The reality is that either Congress has the Constitutional authority to delegate its powers to the Executive Branch, or it does not. There is no middle ground.

If it does, then the Whitaker appointment is Constitutional, because the Senate gave its consent when it voted to pass the Federal Vacancies Reform Act. The exact same reasoning is used to claim that much other significant legislation is Constitutional, from the War Powers Act to the Controlled Substances Act.

If it does not, then the entire edifice of the modern regulatory / administrative state is deeply Unconstitutional.

The interpretation of the "Necessary And Proper Clause" given to us by McCulloch vs.
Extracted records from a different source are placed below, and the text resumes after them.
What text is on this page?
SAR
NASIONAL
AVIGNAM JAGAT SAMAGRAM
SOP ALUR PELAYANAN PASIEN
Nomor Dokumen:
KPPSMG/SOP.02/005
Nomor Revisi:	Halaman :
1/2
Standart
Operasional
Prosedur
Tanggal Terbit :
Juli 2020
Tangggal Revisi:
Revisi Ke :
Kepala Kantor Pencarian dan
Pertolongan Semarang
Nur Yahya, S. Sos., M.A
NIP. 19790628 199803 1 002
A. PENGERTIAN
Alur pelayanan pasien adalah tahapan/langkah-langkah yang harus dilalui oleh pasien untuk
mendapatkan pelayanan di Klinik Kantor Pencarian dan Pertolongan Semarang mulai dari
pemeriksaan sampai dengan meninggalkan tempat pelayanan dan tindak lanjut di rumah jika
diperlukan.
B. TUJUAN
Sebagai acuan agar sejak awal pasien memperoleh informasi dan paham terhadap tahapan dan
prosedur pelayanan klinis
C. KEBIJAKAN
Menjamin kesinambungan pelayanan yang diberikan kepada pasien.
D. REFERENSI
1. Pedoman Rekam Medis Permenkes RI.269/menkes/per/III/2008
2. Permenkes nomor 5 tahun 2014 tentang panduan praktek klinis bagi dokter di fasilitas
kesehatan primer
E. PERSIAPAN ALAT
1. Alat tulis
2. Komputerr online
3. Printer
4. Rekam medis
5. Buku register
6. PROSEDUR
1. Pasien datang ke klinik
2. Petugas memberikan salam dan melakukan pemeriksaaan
Maryland (and the way that interpretation has evolved in the 2 centuries since) leaves a hole in the armor of the Constitutional restrictions on what both the Executive and the Legislative branches may do more than large enough to authorize the hyper-tyrannical government that now inhabits Washington, D.C., even though no such authoritarian micromanagement of the lives of Americans would ever have been approved by those who wrote the Constitution. Congress may do whatever is "necessary" and "proper" to deal with real life situations, or so the Federal courts almost always rule. Temporarily handling vacancies of crucial Executive Branch offices by having Congress delegate its "advice and consent" authority to the President is completely in line with the sorts of things the courts have already allowed.

Given the above, the safe bet has to be that Trump has a majority of the Justices on his side. There's no way they don't know the consequences of ruling the other way.